Après avoir instauré un contrôle technique tous les 24 mois pour les véhicules thermiques, l’Europe franchit une nouvelle étape : le contrôle technique du conducteur. Les députés européens ont voté une réforme imposant un renouvellement du permis tous les 15 ans, assorti d’une visite médicale obligatoire. « Une mesure de sécurité routière », assure-t-on. « Et une aubaine fiscale », glissent les observateurs, alors que l’État se frotte les mains à l’idée de prélever sa part de TVA sur des millions de visites médicales.
Un examen médical aussi rigoureux qu’un contrôle technique

Pour conserver leur précieux sésame, les automobilistes devront désormais subir :
- Un test de vision (pour s’assurer qu’ils distinguent bien les radars des panneaux de limitation).
- Un bilan cardiovasculaire (parce qu’un infarctus au volant, c’est mauvais pour la circulation).
- Un parcours de 100 mètres à cloche-pied (pour vérifier leur équilibre, et accessoirement leur capacité à éviter les trottinettes sur les trottoirs).
- Un questionnaire sur les angles morts, avec une question bonus : « Combien de fois avez-vous maudit un cycliste cette semaine ? »
« Si une voiture doit passer le contrôle technique tous les 24 mois, pourquoi pas son conducteur tous les 15 ans ? », justifie un eurodéputé. Une logique implacable, surtout quand on sait que les centres agréés pour ces visites seront… privés. « C’est une question de cohérence », ajoute-t-il, sans préciser si cette cohérence s’applique aussi aux prix.
Les grands bénéficiaires : l’État et les professionnels de santé
Avec des millions de conducteurs concernés, les gagnants sont déjà désignés :
- Les opticiens, qui vont pouvoir écouler des stocks de lunettes « spécial conduite nocturne » (même en plein jour).
- Les cardiologues, dont les carnets de rendez-vous vont se remplir plus vite que les nids-de-poule en hiver.
- L’État, qui va encaissez la TVA sur chaque examen, chaque formation obligatoire, et chaque timbre fiscal. « Une réforme vertueuse : bonne pour la sécurité, excellente pour les finances publiques », résume un haut fonctionnaire, visiblement ravi.
Les seniors, cobayes de la réforme
Les plus de 65 ans devront se soumettre à des contrôles plus fréquents. « À leur âge, il faut s’assurer qu’ils ne confondent pas la pédale de frein et celle de l’accélérateur », explique un rapport.

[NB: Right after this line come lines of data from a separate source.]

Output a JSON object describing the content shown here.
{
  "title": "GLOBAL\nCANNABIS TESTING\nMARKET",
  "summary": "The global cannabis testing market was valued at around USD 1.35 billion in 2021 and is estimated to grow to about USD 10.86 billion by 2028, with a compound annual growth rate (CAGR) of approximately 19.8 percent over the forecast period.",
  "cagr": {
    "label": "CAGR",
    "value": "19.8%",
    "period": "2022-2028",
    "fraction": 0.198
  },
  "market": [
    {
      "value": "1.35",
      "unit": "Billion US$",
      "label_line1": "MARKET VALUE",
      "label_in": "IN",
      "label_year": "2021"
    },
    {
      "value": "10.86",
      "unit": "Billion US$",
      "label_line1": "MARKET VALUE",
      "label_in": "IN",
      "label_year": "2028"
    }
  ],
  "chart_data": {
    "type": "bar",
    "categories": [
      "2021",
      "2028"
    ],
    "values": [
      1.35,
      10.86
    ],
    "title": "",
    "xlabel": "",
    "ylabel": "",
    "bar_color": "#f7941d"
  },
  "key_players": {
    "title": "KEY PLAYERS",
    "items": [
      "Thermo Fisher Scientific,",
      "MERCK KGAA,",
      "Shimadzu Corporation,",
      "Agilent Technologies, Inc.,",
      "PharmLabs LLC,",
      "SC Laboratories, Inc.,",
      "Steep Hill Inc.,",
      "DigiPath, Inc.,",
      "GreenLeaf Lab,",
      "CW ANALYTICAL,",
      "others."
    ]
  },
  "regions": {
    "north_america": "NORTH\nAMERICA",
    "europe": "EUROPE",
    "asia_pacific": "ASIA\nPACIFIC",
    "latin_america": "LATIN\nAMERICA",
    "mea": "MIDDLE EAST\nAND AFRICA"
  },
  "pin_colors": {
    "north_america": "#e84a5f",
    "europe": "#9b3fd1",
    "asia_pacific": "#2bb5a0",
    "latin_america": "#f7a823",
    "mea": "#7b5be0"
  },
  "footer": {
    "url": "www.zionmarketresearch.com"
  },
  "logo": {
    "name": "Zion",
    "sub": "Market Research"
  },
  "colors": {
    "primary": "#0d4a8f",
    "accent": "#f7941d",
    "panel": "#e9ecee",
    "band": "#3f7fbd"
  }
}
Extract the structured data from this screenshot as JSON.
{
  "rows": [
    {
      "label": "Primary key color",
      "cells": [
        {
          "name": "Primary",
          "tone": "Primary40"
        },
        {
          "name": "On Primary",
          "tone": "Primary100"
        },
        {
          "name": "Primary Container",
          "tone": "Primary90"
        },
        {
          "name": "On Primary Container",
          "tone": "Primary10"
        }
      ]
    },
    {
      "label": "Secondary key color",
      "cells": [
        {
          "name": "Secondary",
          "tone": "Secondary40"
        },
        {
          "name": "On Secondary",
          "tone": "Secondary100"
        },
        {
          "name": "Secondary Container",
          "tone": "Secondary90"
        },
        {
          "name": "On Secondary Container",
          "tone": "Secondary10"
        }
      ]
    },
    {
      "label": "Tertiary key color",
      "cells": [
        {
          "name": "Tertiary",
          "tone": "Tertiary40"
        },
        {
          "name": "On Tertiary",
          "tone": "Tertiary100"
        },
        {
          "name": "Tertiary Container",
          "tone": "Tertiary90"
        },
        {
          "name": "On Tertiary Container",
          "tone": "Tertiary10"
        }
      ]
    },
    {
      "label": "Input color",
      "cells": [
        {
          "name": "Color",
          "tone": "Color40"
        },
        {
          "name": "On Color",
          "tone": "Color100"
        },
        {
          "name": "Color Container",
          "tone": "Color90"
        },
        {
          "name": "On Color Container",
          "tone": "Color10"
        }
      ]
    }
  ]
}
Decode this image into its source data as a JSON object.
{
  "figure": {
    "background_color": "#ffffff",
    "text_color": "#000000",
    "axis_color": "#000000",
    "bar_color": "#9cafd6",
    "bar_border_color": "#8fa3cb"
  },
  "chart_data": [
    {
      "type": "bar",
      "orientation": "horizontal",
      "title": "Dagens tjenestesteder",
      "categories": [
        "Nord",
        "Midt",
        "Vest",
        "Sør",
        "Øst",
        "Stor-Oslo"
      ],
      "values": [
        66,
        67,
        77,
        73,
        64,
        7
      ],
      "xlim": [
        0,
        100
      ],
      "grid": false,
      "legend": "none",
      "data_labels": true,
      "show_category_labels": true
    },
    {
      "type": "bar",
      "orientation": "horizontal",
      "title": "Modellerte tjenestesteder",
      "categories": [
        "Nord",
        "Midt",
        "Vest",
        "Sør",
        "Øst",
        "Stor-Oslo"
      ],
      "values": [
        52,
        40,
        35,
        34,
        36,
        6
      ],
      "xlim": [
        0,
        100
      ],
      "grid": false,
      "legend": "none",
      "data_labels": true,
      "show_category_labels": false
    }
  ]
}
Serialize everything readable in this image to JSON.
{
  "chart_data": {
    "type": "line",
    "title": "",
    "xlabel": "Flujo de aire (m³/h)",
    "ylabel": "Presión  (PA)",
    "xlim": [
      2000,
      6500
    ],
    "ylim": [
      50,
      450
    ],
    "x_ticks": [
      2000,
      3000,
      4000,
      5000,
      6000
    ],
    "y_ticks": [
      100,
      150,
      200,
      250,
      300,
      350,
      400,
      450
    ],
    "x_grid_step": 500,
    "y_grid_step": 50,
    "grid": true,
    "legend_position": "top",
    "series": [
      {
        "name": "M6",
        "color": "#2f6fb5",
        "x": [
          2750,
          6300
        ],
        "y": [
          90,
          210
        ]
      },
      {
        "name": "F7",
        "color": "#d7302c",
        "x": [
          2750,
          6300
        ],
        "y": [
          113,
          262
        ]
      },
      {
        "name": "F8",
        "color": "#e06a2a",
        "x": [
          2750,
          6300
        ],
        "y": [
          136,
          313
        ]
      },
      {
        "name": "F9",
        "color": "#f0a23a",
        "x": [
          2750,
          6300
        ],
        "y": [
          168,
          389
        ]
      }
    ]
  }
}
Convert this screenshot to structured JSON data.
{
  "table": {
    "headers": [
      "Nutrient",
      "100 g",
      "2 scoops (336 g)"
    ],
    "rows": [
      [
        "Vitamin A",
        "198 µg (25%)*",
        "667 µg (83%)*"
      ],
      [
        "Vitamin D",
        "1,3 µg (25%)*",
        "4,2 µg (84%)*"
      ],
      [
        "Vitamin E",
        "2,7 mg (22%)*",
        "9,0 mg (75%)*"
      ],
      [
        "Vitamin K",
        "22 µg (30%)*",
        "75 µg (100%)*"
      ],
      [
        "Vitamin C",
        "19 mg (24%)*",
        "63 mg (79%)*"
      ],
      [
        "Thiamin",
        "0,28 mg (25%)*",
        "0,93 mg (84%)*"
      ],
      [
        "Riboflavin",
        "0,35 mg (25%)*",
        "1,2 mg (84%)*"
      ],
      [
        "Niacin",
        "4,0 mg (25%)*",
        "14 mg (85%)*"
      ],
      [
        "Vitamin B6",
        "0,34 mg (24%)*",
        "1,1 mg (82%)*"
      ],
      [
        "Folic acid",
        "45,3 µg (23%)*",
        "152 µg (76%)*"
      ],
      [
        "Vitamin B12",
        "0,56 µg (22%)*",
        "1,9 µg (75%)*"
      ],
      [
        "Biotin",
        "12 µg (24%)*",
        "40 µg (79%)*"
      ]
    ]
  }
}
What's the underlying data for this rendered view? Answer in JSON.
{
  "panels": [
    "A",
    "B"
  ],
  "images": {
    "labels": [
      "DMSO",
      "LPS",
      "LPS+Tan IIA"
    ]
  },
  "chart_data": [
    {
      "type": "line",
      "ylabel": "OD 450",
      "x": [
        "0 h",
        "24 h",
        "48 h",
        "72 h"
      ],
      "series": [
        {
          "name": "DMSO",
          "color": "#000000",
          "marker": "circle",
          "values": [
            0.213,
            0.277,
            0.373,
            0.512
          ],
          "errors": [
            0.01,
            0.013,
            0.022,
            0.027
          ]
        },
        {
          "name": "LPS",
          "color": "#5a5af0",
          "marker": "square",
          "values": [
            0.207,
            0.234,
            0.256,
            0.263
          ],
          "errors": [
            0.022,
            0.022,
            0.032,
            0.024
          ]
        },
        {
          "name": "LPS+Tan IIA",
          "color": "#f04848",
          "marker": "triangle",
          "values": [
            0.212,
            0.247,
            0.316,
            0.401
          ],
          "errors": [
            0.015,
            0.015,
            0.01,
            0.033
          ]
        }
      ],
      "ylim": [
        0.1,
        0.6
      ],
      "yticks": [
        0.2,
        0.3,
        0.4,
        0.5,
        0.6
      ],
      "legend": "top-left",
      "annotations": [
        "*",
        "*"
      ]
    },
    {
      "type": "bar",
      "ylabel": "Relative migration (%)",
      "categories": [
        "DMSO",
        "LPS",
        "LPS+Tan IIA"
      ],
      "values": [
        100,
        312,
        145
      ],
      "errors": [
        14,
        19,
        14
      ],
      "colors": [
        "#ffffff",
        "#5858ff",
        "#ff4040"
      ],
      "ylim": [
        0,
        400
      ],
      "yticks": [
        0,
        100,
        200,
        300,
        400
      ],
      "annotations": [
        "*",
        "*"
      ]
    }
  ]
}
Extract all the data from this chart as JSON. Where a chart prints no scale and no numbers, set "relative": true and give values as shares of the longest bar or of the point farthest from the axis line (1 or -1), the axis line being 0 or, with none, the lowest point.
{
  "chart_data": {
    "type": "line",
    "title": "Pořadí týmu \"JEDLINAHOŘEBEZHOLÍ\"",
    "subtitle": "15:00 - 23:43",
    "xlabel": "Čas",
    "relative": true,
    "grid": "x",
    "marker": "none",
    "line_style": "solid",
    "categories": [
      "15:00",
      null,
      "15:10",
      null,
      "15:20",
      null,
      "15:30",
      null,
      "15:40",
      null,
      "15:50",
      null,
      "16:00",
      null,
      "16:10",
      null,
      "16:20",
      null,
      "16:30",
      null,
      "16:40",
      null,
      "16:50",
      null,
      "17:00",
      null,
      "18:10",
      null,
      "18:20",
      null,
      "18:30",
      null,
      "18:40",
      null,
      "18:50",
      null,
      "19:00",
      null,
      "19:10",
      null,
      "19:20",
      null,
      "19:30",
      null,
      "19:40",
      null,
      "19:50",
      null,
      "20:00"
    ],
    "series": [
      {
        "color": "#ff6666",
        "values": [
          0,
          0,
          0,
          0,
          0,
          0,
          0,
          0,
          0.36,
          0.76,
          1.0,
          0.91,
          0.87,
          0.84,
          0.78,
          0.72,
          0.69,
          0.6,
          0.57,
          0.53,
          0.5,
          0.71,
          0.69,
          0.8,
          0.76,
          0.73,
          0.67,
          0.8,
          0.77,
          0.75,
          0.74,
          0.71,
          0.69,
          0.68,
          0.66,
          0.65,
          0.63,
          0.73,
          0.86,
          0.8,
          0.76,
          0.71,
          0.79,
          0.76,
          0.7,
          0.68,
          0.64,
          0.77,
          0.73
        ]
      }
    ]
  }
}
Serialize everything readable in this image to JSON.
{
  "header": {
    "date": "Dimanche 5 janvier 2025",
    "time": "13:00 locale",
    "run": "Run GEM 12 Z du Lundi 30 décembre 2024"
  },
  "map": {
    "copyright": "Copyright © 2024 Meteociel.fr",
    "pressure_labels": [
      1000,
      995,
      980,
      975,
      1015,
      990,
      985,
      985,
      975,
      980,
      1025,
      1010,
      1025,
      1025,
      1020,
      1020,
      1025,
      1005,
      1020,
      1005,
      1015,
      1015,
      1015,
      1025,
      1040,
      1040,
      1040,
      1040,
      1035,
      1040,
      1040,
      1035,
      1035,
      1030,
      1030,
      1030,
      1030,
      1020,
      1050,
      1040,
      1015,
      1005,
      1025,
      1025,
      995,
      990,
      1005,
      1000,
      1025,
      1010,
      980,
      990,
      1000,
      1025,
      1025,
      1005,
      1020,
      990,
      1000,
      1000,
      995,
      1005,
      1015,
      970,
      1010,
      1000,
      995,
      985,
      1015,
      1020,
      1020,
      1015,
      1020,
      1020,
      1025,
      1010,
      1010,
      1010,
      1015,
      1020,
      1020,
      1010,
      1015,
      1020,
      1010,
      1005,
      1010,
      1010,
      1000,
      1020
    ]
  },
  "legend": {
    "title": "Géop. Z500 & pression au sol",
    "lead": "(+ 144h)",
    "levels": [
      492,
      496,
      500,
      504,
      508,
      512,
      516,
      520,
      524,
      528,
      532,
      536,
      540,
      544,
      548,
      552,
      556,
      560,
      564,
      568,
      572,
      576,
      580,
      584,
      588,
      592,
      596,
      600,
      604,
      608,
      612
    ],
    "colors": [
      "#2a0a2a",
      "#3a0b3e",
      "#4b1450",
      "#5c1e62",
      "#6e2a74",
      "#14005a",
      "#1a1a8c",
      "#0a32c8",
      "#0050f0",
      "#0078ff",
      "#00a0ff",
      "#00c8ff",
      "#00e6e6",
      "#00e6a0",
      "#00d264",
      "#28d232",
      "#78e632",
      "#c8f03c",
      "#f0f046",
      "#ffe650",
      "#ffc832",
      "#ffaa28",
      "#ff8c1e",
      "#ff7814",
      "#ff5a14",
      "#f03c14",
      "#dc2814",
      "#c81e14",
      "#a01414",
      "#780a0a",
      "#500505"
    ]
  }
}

Au programme :
- Un rappel des règles du code de la route (version 2025, avec les dernières limitations à 30 km/h).
- Un atelier « Comment ne pas bloquer un rond-point » (avec simulation de klaxons en fond sonore).
- Un test de réflexes face à un piéton surgissant d’un trottoir (ou d’une zone de rencontre, c’est selon).
« C’est pour leur sécurité », insiste-t-on. « Et accessoirement pour financer les prochaines campagnes de sensibilisation », précise un proche du dossier.
Une réforme qui sent le déjà-vu
La comparaison avec le contrôle technique des véhicules thermiques s’impose. Après avoir imposé aux automobilistes de faire vérifier leur voiture tous les 24 mois, voici venu le tour des conducteurs. « Si une voiture peut devenir trop vieille pour rouler, pourquoi pas un humain ? », s’interroge un automobiliste résigné. « Bientôt, on nous collera une pastille ‘Crit’Conducteur’ en fonction de notre âge. Rouge pour les plus de 70 ans, verte pour les jeunes permis… et orange pour ceux qui roulent au diesel. »
Et demain ? Le permis à points… de CO₂ ?
Certains redoutent que cette réforme ne soit qu’un début. « Demain, on nous fera payer une vignette en fonction de notre empreinte carbone personnelle », craint un usager. « Ou alors, il faudra justifier d’un motif impérieux pour prendre le volant. ‘Désolé, votre trajet n’est pas essentiel ? Prenez le vélo… ou le train, quand il y en a.' »
Présentée comme une avancée pour la sécurité routière, cette réforme ressemble surtout à une nouvelle manière de faire payer les automobilistes. Après les radars, les ZFE, et les péages urbains, voici le permis à durée limitée. Une chose est sûre : avec cette mesure, l’État a trouvé un moyen de transformer chaque conducteur en contribuable captif. Et les automobilistes, un nouveau sujet de conversation pour râler dans les bouchons.